James’ innovations include such formulas as runs created (Total Bases x [Hits+Walks])/(Plate Appearances), range factor (Assists + Put Outs)/(Games Played), and the “Temperature Gauge” to measure how “hot” a player is. James’ original metrics have been refined over time. For example, runs created has been replaced by weighted runs created-plus (wRC+), which compares a player’s on-base plus slugging percentage with the rest of the league and accounts for ballpark factors and run-scoring environments. These abstracts played a leading role in Michael Lewis’ best-selling novel, and later Hollywood film, Moneyball. Clearly, there’s a lot more than spitting chew and emptying Gatorade coolers going on in the dugout.

Today’s Game

In the modern game of baseball, everything is measured. The trajectory and location of every pitch are tracked in all 30 stadiums and the movements of every fielder are now being tracked in certain stadiums. The San Francisco Giants are early adopters; major league hitters now have a batted-ball spray chart and an associated heat map, which measures the effectiveness of each hit ball as it relates to every ballpark. The Oakland A’s have also earned recognition for their use of data – not only for in-game strategy but also to build their roster. Wondering why Billy Beane traded for Arizona’s Chris Young last month – this might provide some clues. Soon, the trajectory of every hit ball will be recorded by video cameras in major league ballparks. Big brother is watching the Panda.

Welcome To The “Big Data Era Of Baseball”

This, of course, is where things get interesting. Until now, baseball teams have been focused on measuring finite events, crunching complex statistics, and performing a basic type of tactical decision analysis. But now teams are beginning to gather unstructured data. So just as corporate enterprises have moved from structured to unstructured data to provide new insights and give them an advantage over the competition, so will baseball teams.

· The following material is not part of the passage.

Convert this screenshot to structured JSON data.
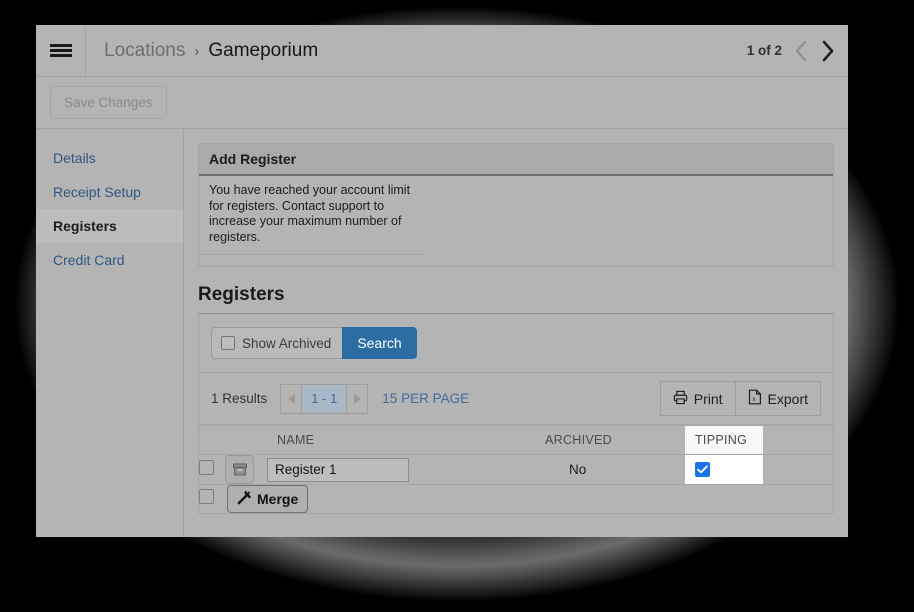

At least one major league team, and likely more, is evaluating a small Hadoop cluster. Hadoop is a programming framework that supports the processing of very large data sets. To give you an example, companies like Google and Yahoo use it to give you the best search results quickly by analyzing data from all over the web to determine the best result.

So why would a baseball organization need a Hadoop cluster? Because unstructured data may unlock insights that are not apparent from the structured event data that is available to every team. Baseball managers, like CEOs, believe that the past is a great predictor of the future. By having his data scientist run a Hadoop job before every game, Bruce Bochy can not only make an informed decision about where to locate a 3-1 Matt Cain pitch to Prince Fielder, but he can also predict how and where the ball might be hit, how much ground his infielders and outfielders can cover on such a hit, and thus determine where to shift his defense.
Taken one step further, it’s not hard to imagine a day where managers like Bochy have their locker room data scientist run real-time, in-game analytics using technologies like Cassandra, Hbase, Drill, and Impala.

Will Big Data Ruin Baseball?

This raises the question, will big data ruin baseball? Will tracking and analyzing this mountain of data take the enjoyment out of the game? I don’t think so. Our national pastime has survived the Black Sox scandal, the designated hitter, pull over uniforms, free agency, night games, multiple players’ strikes, the dead ball era, the live ball era, and of course steroids. Big Data is not nearly as threatening.

In fact, big data might be the great neutralizer between large market and small market teams. Teams with the most advanced predictive algorithms would have an advantage. Bay Area teams should have an even larger advantage since it is the epicenter of big data. If you are an avid Giants fan and a data scientist, your dream job may soon be available. But move quickly, because the team across the Bay may already have a head start – they do, after all, have a Hadoop-like elephant for a mascot.